• Dr. Ray E. Heiple, Jr.

The Preface to the Ten Commandments

I am the LORD your God, who brought you out of the land of Egypt, out of the house of bondage. Exodus 20:2NKJV


Question 101 of the Larger Catechism asks, "What is the preface to the ten commandments?" It gives the answer, "The preface to the ten commandments is contained in these words, I am the Lord thy God, which have brought thee out of the land of Egypt, out of the house of bondage. Wherein God manifesteth his sovereignty, as being JEHOVAH, the eternal, immutable, and almighty God; having his being in and of himself, and giving being to all his words and works: and that he is a God in covenant, as with Israel of old, so with all his people; who, as he brought them out of their bondage in Egypt, so he delivereth us from our spiritual thraldom; and that therefore we are bound to take him for our God alone, and to keep all his commandments." Last week we looked at how we are to read and apply each of the commandments to our lives.  This week we consider in particular the preface to the Ten Commandments.

The Ten Commandments are a summary of God's Law for mankind. Obedience to the Ten Commandments is the definition of righteousness. Breaking the Ten Commandments is the act of sin.  Adam and Eve failed to keep the Ten Commandments in the Garden of Eden when they ate the fruit of the tree of the knowledge of good and evil which God had forbidden them to eat. From that moment on the human race was plunged into the total depravity of original sin. Since that historic fall of mankind into sin, the Ten Commandments, as a way of achieving justification in a covenant of works, could only condemn man as a lawbreaker. However, on Mount Sinai God did not give the Ten Commandments to Israel in a republication of the original Covenant of Works. Man, having already been condemned in that covenant could not hope to fulfill it, and so God would have been deceitful to hold it out to man as a way of possibly earning anything by it. No the preface to the Ten Commandments makes it clear that God is giving man His law, not in a covenant of works, but in an administration of the Covenant of Grace.

First, the preface declares that God is the God of His people. In Hebrew the text reads: "I am Yahweh, your elohim." Yahweh is God's covenant name by which He is seen to be the savior of His people.  How did Israel know that God was their Yahweh? Because He delivered them from the land of Egypt, from the house of bondage. Thus, God gave Israel His commandments in a context where He has already "saved" them. This salvation from Egypt was entirely by the grace of God. Israel did nothing to earn this salvation. God saved them because He freely decided to make Israel His people out of all of the nations of the earth (Deut. 10:15).

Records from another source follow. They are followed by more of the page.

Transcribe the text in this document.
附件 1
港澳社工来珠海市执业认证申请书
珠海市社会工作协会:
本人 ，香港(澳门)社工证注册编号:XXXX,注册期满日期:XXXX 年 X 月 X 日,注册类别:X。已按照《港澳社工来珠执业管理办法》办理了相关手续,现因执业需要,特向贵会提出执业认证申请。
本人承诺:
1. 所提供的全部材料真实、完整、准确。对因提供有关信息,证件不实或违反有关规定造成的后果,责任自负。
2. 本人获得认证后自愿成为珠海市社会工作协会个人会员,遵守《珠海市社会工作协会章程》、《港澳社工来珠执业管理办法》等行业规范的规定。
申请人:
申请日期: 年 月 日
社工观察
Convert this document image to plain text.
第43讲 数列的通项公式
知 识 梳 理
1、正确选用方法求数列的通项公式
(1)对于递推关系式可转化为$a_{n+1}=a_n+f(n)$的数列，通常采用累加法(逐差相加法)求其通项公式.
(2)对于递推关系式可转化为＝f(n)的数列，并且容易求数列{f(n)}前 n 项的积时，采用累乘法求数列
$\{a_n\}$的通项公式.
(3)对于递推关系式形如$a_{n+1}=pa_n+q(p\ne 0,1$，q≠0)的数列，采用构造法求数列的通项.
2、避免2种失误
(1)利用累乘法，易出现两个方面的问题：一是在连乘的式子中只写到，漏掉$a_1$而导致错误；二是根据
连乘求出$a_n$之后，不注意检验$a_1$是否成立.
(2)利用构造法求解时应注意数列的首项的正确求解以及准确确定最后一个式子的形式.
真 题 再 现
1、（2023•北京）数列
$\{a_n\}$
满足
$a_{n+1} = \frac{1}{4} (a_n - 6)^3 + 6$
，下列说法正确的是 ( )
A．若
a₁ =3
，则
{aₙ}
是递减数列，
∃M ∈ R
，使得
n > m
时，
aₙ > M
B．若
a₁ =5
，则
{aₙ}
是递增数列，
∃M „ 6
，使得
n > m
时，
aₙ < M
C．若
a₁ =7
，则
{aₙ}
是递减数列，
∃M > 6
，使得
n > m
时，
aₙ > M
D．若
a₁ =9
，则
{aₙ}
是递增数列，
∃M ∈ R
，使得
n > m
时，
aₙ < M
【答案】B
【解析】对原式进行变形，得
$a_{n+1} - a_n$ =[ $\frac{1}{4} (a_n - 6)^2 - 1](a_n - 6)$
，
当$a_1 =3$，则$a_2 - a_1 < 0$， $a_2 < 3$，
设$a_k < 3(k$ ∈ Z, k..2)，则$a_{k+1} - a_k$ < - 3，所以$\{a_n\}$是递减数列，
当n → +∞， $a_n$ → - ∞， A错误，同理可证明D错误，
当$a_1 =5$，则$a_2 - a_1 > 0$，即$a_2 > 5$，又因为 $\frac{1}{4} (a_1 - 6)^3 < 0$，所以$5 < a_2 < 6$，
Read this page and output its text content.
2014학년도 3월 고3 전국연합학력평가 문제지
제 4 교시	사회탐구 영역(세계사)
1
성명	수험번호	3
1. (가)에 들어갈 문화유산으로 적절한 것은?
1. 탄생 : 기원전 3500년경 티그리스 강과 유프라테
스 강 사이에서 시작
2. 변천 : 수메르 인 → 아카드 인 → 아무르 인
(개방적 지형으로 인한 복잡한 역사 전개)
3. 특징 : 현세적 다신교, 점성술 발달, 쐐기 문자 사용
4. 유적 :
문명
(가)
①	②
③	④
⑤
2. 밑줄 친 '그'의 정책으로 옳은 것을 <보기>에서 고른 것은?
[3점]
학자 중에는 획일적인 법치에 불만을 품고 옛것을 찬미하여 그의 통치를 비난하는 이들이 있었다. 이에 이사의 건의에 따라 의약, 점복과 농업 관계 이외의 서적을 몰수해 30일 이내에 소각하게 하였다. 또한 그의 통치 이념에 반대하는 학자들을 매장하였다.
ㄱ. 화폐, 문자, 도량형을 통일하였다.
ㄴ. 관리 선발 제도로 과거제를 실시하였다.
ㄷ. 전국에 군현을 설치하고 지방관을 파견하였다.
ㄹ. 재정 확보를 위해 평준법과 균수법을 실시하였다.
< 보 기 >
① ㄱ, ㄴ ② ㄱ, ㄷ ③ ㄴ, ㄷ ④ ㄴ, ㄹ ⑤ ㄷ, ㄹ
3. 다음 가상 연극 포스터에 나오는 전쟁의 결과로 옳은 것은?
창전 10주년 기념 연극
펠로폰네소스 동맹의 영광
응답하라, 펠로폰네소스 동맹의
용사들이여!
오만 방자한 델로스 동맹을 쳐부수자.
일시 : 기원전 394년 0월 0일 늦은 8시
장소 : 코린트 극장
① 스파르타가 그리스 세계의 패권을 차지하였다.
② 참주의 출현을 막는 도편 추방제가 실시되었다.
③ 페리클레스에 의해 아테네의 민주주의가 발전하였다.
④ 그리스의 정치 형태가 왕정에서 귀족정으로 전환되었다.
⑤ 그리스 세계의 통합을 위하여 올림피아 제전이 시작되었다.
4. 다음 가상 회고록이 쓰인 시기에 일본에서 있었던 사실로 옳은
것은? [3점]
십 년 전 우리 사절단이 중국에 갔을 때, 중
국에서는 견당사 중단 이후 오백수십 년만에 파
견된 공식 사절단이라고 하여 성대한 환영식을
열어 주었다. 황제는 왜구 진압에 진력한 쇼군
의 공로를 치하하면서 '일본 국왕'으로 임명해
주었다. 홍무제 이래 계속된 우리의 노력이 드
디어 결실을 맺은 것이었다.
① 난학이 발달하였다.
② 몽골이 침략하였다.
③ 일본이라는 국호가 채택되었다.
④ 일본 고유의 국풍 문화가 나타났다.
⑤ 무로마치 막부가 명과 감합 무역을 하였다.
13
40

In Saving Israel from Egypt God made them His people. God expended effort in mighty saving acts and thus purchased Israel from Egypt so that they now belong to Him: "And you shall be holy to Me, for I the LORD am holy, and have separated you from the peoples, that you should be Mine," (Lev. 20:26).

Accordingly, it is not possible to read the Commandments as a way for Israel to earn anything from God. The preface teaches us that God already owns the people. Therefore, He gives them His Commandments, not as a way to earn everlasting life; not as a way to earn temporal blessings; in other words not as a way to become anything or to earn or achieve anything at all. But God gives the Commandments to His people as those who already are His people! The Commandments show them the way they are to respond to Him as the God who has already given to them Himself, and thus everything eternal and temporal that they could possibly want. If they already have God as their God by grace (and therefore they have all that God has), what could they possibly hope to have or earn by their works?  We know that Israel quickly perverted God's laws into a way of earning eternal and temporal rewards from Him, but that was not the way in which God gave them to them.

On this side of the cross, we stand in exactly the same relation to the Ten Commandments as the ancient Israelites did. In Christ, God has already given to us all things, yet we too are obligated to keep the Ten Commandments. As the Catechism says, we are "bound" to keep them. But that obligation is not in order to earn something from God by the imperfect obedience of our works. Rather, we are bound to keep the Commandments because God has already delivered us from the spiritual house of bondage to sin. The Ten Commandments teach us to obey God's laws because by His grace He has purchased us to Himself as His people, so that we would live like His people (Eph. 2:8-10). We have been saved in Christ Jesus to do good works to the glory of God. May God grant that we would ever more do so!